Obawy służb parku budzi też ryzyko kolizji zwierzęcia z samochodem, ponieważ jeleniowate często poruszają się po tatrzańskich drogach, wchodzą też na chodniki. Życie zwierząt jest również zagrożone.
Zobacz również:
Jelenie nie zwracają uwagi na ludzi
Coraz częściej dzikie zwierzęta można spotkać nie tylko w turystycznych miejscowościach, ale i w miastach. Ssaki po prostu przyzwyczaiły się do ludzi i ich widok nie robi na nich żadnego wrażenia.

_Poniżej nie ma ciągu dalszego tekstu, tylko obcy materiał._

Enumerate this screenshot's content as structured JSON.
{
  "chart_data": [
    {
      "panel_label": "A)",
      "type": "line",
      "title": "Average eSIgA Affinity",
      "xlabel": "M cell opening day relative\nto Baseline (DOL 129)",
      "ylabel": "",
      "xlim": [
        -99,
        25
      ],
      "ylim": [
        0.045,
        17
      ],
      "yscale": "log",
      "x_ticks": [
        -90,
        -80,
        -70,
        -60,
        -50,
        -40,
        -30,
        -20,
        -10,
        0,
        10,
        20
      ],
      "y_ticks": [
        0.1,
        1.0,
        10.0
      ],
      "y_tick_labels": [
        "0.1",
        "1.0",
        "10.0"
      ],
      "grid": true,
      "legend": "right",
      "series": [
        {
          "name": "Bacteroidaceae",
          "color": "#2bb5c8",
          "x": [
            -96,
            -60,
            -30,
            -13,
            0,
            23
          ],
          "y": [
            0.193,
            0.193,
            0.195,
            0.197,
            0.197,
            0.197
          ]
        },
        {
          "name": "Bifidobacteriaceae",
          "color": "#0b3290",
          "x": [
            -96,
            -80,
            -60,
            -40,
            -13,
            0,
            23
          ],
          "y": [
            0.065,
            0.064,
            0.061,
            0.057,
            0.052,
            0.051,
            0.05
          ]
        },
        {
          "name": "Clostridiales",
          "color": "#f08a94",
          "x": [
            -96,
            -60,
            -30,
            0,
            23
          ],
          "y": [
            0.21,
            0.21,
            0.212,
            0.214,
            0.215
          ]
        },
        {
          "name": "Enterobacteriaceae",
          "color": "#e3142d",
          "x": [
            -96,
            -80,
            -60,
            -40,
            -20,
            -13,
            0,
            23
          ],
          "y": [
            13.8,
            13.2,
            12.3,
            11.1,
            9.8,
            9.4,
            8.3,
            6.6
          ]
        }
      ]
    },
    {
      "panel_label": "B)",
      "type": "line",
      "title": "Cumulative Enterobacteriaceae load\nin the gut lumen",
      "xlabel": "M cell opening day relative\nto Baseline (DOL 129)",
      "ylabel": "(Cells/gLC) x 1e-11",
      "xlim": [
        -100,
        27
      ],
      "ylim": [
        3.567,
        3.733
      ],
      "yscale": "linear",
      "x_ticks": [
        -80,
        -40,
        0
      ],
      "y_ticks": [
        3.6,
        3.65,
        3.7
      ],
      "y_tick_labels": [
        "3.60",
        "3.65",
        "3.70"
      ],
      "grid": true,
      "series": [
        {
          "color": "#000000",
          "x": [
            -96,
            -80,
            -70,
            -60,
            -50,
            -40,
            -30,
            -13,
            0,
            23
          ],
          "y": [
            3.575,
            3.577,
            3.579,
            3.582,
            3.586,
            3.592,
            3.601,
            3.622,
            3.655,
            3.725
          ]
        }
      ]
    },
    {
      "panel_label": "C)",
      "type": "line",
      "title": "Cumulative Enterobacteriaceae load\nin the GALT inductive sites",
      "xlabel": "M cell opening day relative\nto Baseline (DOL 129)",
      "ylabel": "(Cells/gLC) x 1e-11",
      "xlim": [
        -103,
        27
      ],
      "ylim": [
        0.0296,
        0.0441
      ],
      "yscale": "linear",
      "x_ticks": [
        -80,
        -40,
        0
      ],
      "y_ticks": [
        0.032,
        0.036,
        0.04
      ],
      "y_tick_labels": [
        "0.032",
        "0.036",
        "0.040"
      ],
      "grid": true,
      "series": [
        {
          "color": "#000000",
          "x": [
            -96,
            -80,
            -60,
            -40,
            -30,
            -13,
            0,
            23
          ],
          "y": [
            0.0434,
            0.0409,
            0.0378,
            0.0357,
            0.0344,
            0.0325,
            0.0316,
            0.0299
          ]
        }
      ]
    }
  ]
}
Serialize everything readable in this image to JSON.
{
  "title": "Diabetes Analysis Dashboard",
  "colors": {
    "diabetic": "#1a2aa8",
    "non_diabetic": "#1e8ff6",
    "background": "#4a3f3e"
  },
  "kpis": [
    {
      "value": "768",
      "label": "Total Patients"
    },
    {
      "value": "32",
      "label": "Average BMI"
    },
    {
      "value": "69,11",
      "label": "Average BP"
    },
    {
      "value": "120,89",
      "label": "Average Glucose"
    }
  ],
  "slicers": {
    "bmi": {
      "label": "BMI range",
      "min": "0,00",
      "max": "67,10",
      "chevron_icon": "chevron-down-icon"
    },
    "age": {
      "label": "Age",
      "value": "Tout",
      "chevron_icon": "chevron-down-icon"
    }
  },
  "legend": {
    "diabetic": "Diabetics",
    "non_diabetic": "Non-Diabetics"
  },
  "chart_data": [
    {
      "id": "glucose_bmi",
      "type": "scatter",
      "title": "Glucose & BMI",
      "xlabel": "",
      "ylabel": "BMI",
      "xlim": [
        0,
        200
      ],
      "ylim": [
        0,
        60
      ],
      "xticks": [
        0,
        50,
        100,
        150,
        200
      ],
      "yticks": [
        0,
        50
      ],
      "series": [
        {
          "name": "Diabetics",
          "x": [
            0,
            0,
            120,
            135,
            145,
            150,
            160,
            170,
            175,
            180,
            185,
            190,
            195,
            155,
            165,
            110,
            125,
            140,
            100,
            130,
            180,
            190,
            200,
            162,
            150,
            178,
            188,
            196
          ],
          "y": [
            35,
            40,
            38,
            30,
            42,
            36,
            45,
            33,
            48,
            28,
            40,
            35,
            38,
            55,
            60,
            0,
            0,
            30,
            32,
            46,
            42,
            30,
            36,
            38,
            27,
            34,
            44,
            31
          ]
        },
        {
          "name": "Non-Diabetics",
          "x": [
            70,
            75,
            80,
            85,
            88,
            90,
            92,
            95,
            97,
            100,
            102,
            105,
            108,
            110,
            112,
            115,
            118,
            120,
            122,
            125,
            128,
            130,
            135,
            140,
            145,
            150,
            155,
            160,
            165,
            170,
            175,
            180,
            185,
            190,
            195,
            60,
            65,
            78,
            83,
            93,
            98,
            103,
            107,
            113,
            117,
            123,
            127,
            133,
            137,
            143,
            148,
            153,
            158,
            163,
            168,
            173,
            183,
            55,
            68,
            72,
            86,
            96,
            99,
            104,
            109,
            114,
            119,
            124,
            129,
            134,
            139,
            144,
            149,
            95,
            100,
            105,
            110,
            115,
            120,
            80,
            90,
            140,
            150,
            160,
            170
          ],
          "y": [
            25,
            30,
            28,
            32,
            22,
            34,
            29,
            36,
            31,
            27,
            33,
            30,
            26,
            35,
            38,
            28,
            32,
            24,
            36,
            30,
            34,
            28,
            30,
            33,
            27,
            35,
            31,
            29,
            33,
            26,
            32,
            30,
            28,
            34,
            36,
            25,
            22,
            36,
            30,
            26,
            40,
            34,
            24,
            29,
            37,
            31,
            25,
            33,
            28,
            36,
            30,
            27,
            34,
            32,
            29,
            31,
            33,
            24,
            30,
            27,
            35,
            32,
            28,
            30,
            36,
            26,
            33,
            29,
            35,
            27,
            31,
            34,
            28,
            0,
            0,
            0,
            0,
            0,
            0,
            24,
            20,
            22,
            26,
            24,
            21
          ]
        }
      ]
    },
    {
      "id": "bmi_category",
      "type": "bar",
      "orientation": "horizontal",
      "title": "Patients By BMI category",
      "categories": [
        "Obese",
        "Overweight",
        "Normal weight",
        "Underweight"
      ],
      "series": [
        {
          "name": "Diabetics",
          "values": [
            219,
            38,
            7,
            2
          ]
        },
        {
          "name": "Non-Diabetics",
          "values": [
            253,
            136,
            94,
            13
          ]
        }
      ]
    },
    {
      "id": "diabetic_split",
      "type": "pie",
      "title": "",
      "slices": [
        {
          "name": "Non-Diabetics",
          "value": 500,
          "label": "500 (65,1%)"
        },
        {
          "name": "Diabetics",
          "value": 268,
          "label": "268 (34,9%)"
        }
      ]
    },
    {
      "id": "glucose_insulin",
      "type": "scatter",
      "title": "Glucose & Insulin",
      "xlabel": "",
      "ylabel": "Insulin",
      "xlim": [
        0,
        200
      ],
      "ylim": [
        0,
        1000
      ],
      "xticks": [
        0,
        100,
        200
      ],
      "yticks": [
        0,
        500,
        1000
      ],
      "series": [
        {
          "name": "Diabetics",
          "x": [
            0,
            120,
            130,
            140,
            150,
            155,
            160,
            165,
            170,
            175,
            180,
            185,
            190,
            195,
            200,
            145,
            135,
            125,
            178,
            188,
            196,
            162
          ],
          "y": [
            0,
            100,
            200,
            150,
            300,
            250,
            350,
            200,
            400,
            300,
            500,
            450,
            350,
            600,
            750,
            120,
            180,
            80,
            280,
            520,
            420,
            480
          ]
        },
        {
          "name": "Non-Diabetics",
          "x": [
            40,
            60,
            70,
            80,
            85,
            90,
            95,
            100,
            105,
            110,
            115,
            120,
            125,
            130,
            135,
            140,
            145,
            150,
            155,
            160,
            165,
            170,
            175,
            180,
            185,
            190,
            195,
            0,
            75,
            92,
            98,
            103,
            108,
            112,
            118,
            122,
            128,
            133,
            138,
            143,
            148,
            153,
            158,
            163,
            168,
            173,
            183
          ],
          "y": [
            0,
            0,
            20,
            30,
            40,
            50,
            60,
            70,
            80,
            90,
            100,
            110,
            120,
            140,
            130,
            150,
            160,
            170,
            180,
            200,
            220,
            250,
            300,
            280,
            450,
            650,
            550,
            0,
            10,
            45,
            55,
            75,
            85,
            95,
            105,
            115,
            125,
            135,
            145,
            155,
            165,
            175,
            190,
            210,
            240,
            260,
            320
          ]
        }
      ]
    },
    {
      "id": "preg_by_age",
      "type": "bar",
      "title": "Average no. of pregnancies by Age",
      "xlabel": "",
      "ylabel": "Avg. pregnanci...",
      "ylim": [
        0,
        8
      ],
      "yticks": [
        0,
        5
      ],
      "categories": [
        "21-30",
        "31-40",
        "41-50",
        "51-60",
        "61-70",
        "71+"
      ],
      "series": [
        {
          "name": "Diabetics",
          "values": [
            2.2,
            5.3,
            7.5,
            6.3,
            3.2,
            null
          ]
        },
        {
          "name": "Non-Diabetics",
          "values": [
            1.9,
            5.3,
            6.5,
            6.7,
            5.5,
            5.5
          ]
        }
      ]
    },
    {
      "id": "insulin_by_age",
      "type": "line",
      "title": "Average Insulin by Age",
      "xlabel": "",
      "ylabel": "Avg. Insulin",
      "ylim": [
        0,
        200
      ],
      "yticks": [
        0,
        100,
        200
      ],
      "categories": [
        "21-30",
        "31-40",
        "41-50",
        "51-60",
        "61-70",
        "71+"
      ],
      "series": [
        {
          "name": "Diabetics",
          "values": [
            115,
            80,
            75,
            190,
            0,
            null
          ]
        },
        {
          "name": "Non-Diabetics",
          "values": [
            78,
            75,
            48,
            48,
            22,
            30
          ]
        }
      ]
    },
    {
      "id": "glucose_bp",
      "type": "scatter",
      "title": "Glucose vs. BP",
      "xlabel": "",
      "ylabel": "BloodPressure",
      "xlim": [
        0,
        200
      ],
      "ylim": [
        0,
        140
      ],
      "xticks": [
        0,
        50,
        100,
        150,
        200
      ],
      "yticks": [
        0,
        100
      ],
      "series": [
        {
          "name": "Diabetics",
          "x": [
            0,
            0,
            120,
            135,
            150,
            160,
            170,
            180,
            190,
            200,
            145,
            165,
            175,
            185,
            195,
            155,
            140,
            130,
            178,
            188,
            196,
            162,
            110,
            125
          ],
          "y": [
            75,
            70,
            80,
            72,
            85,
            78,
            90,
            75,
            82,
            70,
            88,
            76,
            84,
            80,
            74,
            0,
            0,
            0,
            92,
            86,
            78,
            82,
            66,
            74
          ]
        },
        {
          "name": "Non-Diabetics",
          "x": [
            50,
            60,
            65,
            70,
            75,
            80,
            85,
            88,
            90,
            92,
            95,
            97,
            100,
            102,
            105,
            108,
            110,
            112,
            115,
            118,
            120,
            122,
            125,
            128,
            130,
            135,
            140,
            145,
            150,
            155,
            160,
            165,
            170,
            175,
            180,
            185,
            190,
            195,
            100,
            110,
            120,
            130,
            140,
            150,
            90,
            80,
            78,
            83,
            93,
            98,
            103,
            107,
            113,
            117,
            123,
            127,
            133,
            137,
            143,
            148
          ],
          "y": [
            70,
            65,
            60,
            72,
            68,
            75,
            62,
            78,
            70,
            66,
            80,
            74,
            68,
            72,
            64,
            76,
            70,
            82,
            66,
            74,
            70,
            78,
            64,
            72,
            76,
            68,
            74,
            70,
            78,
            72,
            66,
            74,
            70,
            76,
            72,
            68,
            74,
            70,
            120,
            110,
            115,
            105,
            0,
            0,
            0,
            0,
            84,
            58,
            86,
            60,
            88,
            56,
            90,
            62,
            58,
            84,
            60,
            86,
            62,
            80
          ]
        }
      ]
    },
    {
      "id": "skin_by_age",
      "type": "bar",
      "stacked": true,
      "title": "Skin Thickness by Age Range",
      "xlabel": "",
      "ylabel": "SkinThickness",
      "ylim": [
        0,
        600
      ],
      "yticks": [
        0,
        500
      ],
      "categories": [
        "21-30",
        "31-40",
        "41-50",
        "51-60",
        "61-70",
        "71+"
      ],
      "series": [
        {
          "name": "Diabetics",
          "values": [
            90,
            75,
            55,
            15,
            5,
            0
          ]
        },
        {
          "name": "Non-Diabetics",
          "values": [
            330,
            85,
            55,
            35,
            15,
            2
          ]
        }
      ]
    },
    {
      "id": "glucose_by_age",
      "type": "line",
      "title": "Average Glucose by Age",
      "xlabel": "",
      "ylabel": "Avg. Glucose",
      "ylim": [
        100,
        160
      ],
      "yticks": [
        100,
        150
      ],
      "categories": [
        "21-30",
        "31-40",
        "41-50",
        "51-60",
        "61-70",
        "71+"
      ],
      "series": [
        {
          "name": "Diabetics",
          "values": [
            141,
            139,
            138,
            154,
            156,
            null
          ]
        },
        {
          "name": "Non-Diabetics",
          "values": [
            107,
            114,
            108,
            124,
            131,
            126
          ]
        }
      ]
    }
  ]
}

Jakiś czas temu informowaliśmy o niecodziennej wizycie i kąpieli jelenia w Przednim Stawie w Tatrach. Nie byłoby w tym nic dziwnego, gdyby nie to, że wokół było mnóstwo ludzi. Taki widok nie należy do częstych, a obserwatorów tego zdarzenia można śmiało nazwać szczęściarzami. Potężny jeleń nie dość, że kąpał się na oczach turystów, to dodatkowo robił to w majestatycznym tatrzańskim krajobrazie. Przedni Staw Polski leży na wysokości 1668 m n.p.m. Można do niego dojść między innymi szlakiem prowadzącym z Morskiego Oka.
W takich sytuacjach nie należy wchodzić w żaden kontakt z dzikim zwierzęciem.